Another company, Wi-Charge, bucks the trend a little since they use infrared light (technically lasers) to power devices, and they say they’ve worked out the safety kinks with that. There’s also uBeam, which sends power via ultrasound waves (yep, sound!), though the practicality of this has been questioned.
And last but not least comes Disney Research. Yes, that Disney. They apparently do scientific research, and even though their repeated failure to produce a workable flying carpet reflects pretty badly on them, they have managed to create an entire room full of electromagnetic fields that can send electricity to things.
Don’t worry — the fields themselves don’t carry electricity, so you won’t be fried unless you happen to resonate at the same frequency as the room’s field (highly unlikely).

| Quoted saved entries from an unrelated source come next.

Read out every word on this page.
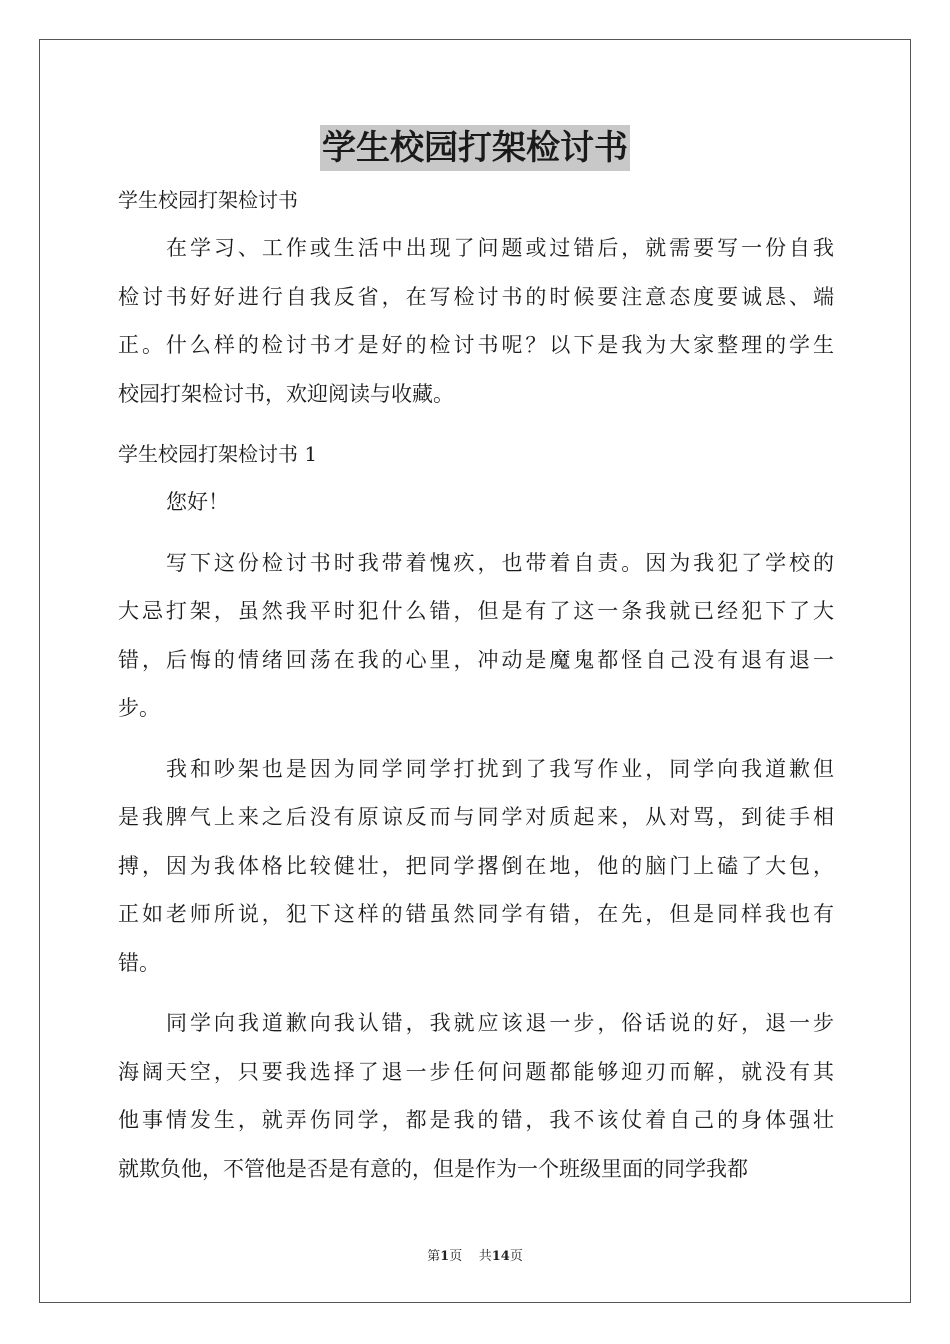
学生校园打架检讨书

学生校园打架检讨书

在学习、工作或生活中出现了问题或过错后，就需要写一份自我

检讨书好好进行自我反省，在写检讨书的时候要注意态度要诚恳、端

正。什么样的检讨书才是好的检讨书呢？以下是我为大家整理的学生

校园打架检讨书，欢迎阅读与收藏。

学生校园打架检讨书 1

您好！

写下这份检讨书时我带着愧疚，也带着自责。因为我犯了学校的

大忌打架，虽然我平时犯什么错，但是有了这一条我就已经犯下了大

错，后悔的情绪回荡在我的心里，冲动是魔鬼都怪自己没有退有退一

步。

我和吵架也是因为同学同学打扰到了我写作业，同学向我道歉但

是我脾气上来之后没有原谅反而与同学对质起来，从对骂，到徒手相

搏，因为我体格比较健壮，把同学撂倒在地，他的脑门上磕了大包，

正如老师所说，犯下这样的错虽然同学有错，在先，但是同样我也有

错。

同学向我道歉向我认错，我就应该退一步，俗话说的好，退一步

海阔天空，只要我选择了退一步任何问题都能够迎刃而解，就没有其

他事情发生，就弄伤同学，都是我的错，我不该仗着自己的身体强壮

就欺负他，不管他是否是有意的，但是作为一个班级里面的同学我都

第1页 共14页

If you’re concerned at all about 5G, you might not feel great about the prospect of shooting power through the air. Every company building these transmitters claims that their tech is safe, but there’s just not a huge amount of evidence on either side. It’s probably fine, but the FCC’s slow movement towards certifying these devices for higher power at long distance is understandable.
Truly Wireless IoT
Given that the Internet of Things is basically a huge collection of devices that use electricity and aren’t always in reach of a wall socket, the advantages of wirelessly beaming power into those hard-to-reach spots are pretty obvious. It not only allows for easier power distribution and easier setup (no wires, no batteries!), but opens up options for intelligent power management.
Many current solutions offer an interface that lets you see which devices are drawing power and their charge status, as well as other information about them, meaning that we don’t need to waste power on devices that don’t need it. Instead, we can just turn the power beam towards a device whenever it needs juice, saving energy.
Wireless far-field power might not be charging your phone as soon as you like (despite Disney’s best efforts), but it’s already part of Industry 4.0 already, and it’s only going to proliferate, assuming safety concerns don’t materialize and FCC regulations can be adapted.